Le public de masse ne s’intéresse pas à l’art et en dehors des vernissages d’exposition, les espaces d’art sont visités plus par des étrangers vivant au Sénégal ou par des touristes. Si le problème s’oriente d’une part vers une absence de culture dans la société sénégalaise, d’autre part, c’est, d’après le conférencier, lié au fait que les Africains d’une manière générale ne veulent pas de leur art. Selon le philosophe, on note un certain élitisme dans la pratique et la consommation de l’art. L’élite se compose ainsi principalement de professionnels de l’art et d’intellectuels ou de cadres. Dès lors, note le chercheur, seuls les publics issus des milieux artistiques fréquentent régulièrement les lieux de l’art au Sénégal.
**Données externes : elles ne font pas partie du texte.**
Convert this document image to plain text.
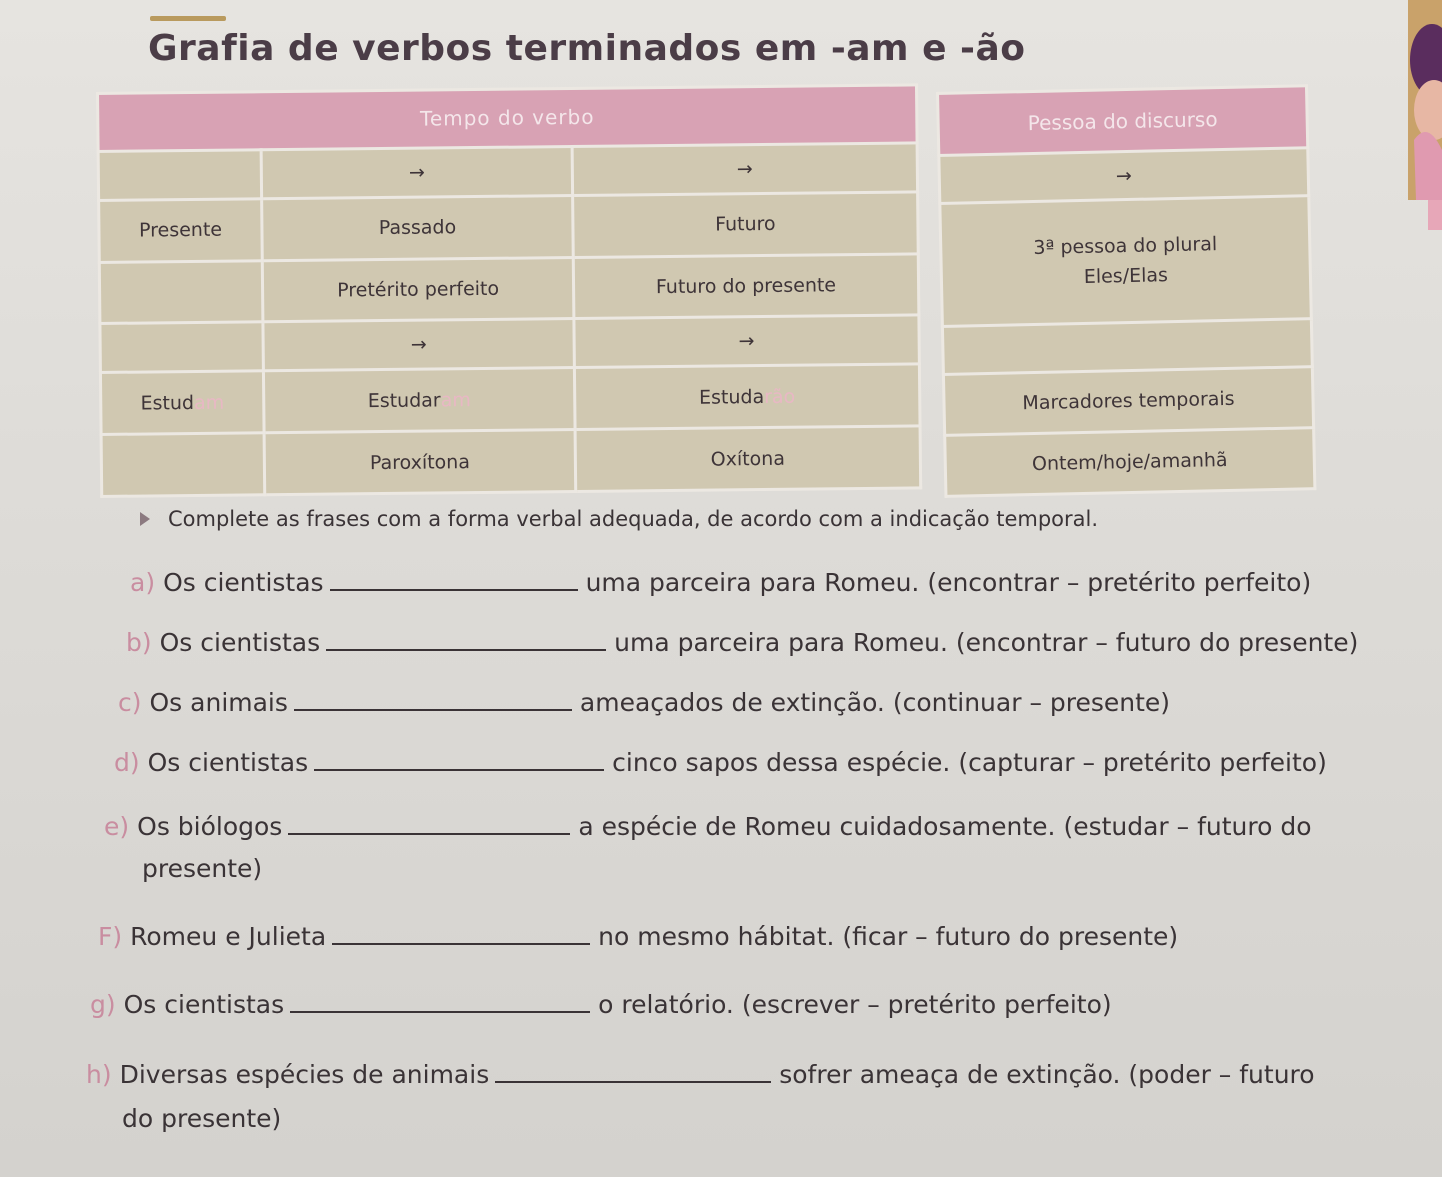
Grafia de verbos terminados em -am e -ão
Tempo do verbo		
	→	→
Presente	Passado	Futuro
	Pretérito perfeito	Futuro do presente
	→	→
Estudam	Estudaram	Estudarão
	Paroxítona	Oxítona
Pessoa do discurso
→

3ª pessoa do plural
Eles/Elas

Marcadores temporais
Ontem/hoje/amanhã
Complete as frases com a forma verbal adequada, de acordo com a indicação temporal.
a) Os cientistas	uma parceira para Romeu. (encontrar – pretérito perfeito)
b) Os cientistas	uma parceira para Romeu. (encontrar – futuro do presente)
c) Os animais	ameaçados de extinção. (continuar – presente)
d) Os cientistas	cinco sapos dessa espécie. (capturar – pretérito perfeito)
e) Os biólogos	a espécie de Romeu cuidadosamente. (estudar – futuro do
presente)
F) Romeu e Julieta	no mesmo hábitat. (ficar – futuro do presente)
g) Os cientistas	o relatório. (escrever – pretérito perfeito)
h) Diversas espécies de animais	sofrer ameaça de extinção. (poder – futuro
do presente)
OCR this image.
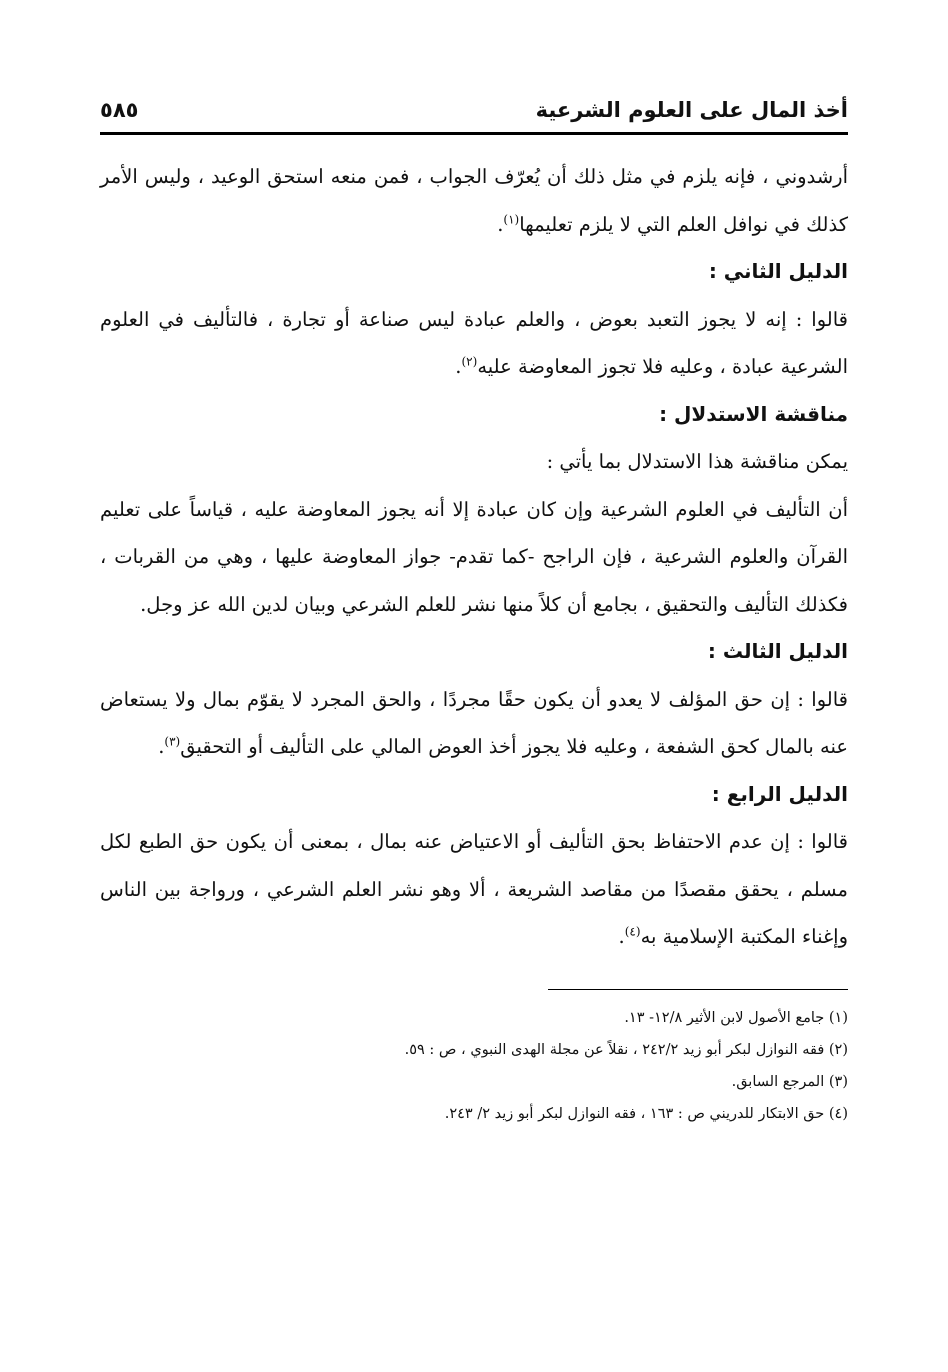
أخذ المال على العلوم الشرعية
٥٨٥

أرشدوني ، فإنه يلزم في مثل ذلك أن يُعرّف الجواب ، فمن منعه استحق الوعيد ، وليس الأمر كذلك في نوافل العلم التي لا يلزم تعليمها$^{(١)}$.

الدليل الثاني :

قالوا : إنه لا يجوز التعبد بعوض ، والعلم عبادة ليس صناعة أو تجارة ، فالتأليف في العلوم الشرعية عبادة ، وعليه فلا تجوز المعاوضة عليه$^{(٢)}$.

مناقشة الاستدلال :

يمكن مناقشة هذا الاستدلال بما يأتي :

أن التأليف في العلوم الشرعية وإن كان عبادة إلا أنه يجوز المعاوضة عليه ، قياساً على تعليم القرآن والعلوم الشرعية ، فإن الراجح -كما تقدم- جواز المعاوضة عليها ، وهي من القربات ، فكذلك التأليف والتحقيق ، بجامع أن كلاً منها نشر للعلم الشرعي وبيان لدين الله عز وجل.

الدليل الثالث :

قالوا : إن حق المؤلف لا يعدو أن يكون حقًا مجردًا ، والحق المجرد لا يقوّم بمال ولا يستعاض عنه بالمال كحق الشفعة ، وعليه فلا يجوز أخذ العوض المالي على التأليف أو التحقيق$^{(٣)}$.

الدليل الرابع :

قالوا : إن عدم الاحتفاظ بحق التأليف أو الاعتياض عنه بمال ، بمعنى أن يكون حق الطبع لكل مسلم ، يحقق مقصدًا من مقاصد الشريعة ، ألا وهو نشر العلم الشرعي ، ورواجة بين الناس وإغناء المكتبة الإسلامية به$^{(٤)}$.

(١) جامع الأصول لابن الأثير ١٢/٨- ١٣.

(٢) فقه النوازل لبكر أبو زيد ٢٤٢/٢ ، نقلاً عن مجلة الهدى النبوي ، ص : ٥٩.

(٣) المرجع السابق.

(٤) حق الابتكار للدريني ص : ١٦٣ ، فقه النوازل لبكر أبو زيد ٢/ ٢٤٣.
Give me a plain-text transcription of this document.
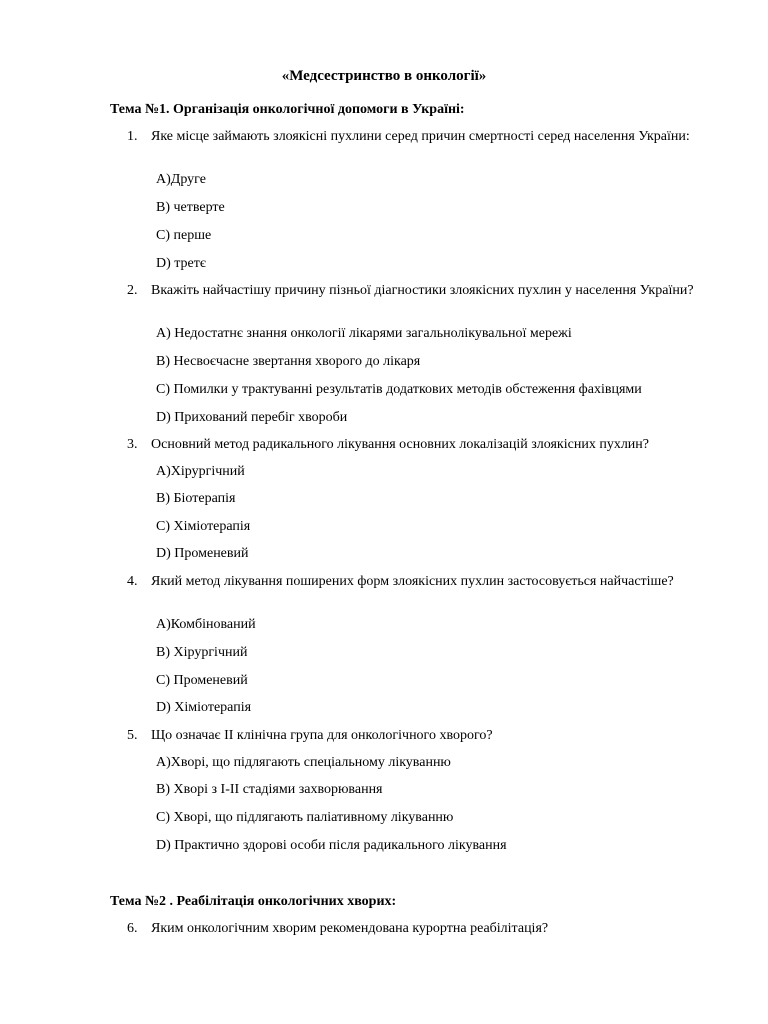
«Медсестринство в онкології»
Тема №1. Організація онкологічної допомоги в Україні:
1. Яке місце займають злоякісні пухлини серед причин смертності серед населення України:
А)Друге
В) четверте
С) перше
D) третє
2. Вкажіть найчастішу причину пізньої діагностики злоякісних пухлин у населення України?
А) Недостатнє знання онкології лікарями загальнолікувальної мережі
В) Несвоєчасне звертання хворого до лікаря
С) Помилки у трактуванні результатів додаткових методів обстеження фахівцями
D) Прихований перебіг хвороби
3. Основний метод радикального лікування основних локалізацій злоякісних пухлин?
А)Хірургічний
В) Біотерапія
С) Хіміотерапія
D) Променевий
4. Який метод лікування поширених форм злоякісних пухлин застосовується найчастіше?
А)Комбінований
В) Хірургічний
С) Променевий
D) Хіміотерапія
5. Що означає ІІ клінічна група для онкологічного хворого?
А)Хворі, що підлягають спеціальному лікуванню
В) Хворі з І-ІІ стадіями захворювання
С) Хворі, що підлягають паліативному лікуванню
D) Практично здорові особи після радикального лікування
Тема №2 . Реабілітація онкологічних хворих:
6. Яким онкологічним хворим рекомендована курортна реабілітація?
Pour le chercheur, le problème de fond est que les Sénégalais n’ont pas cette culture d’aller visiter des musées. ‘’On ressent le plaisir par imitation. C’est comme si nous assistons à un déracinement culturel qui est l’obstacle majeur à la jouissance de l’art africain par les Africains’’, constate le philosophe Diop. Malgré la multitude d’artistes existant au Sénégal, il note que les lieux de l’art restent concentrés à Dakar. Hormis Saint-Louis, Thiès et Ziguinchor, il n’y a ni musée ni galerie dans les autres régions du pays. ‘’L’Etat doit mettre en place de nouveaux lieux et permettre que la scène artistique soit reconnue et médiatisée’’, suggère-t-il. Il est impossible de parler de l’économie de l’art au Sénégal, malgré l’existence de la Biennale de Dakar et du festival de Jazz de Saint-Louis qui restent les événements majeurs de la culture sénégalaise, a indiqué Babacar Mbaye Diop. Selon qui le public sénégalais doit être réconcilié avec l’art, en incitant élèves et étudiants à visiter les musées.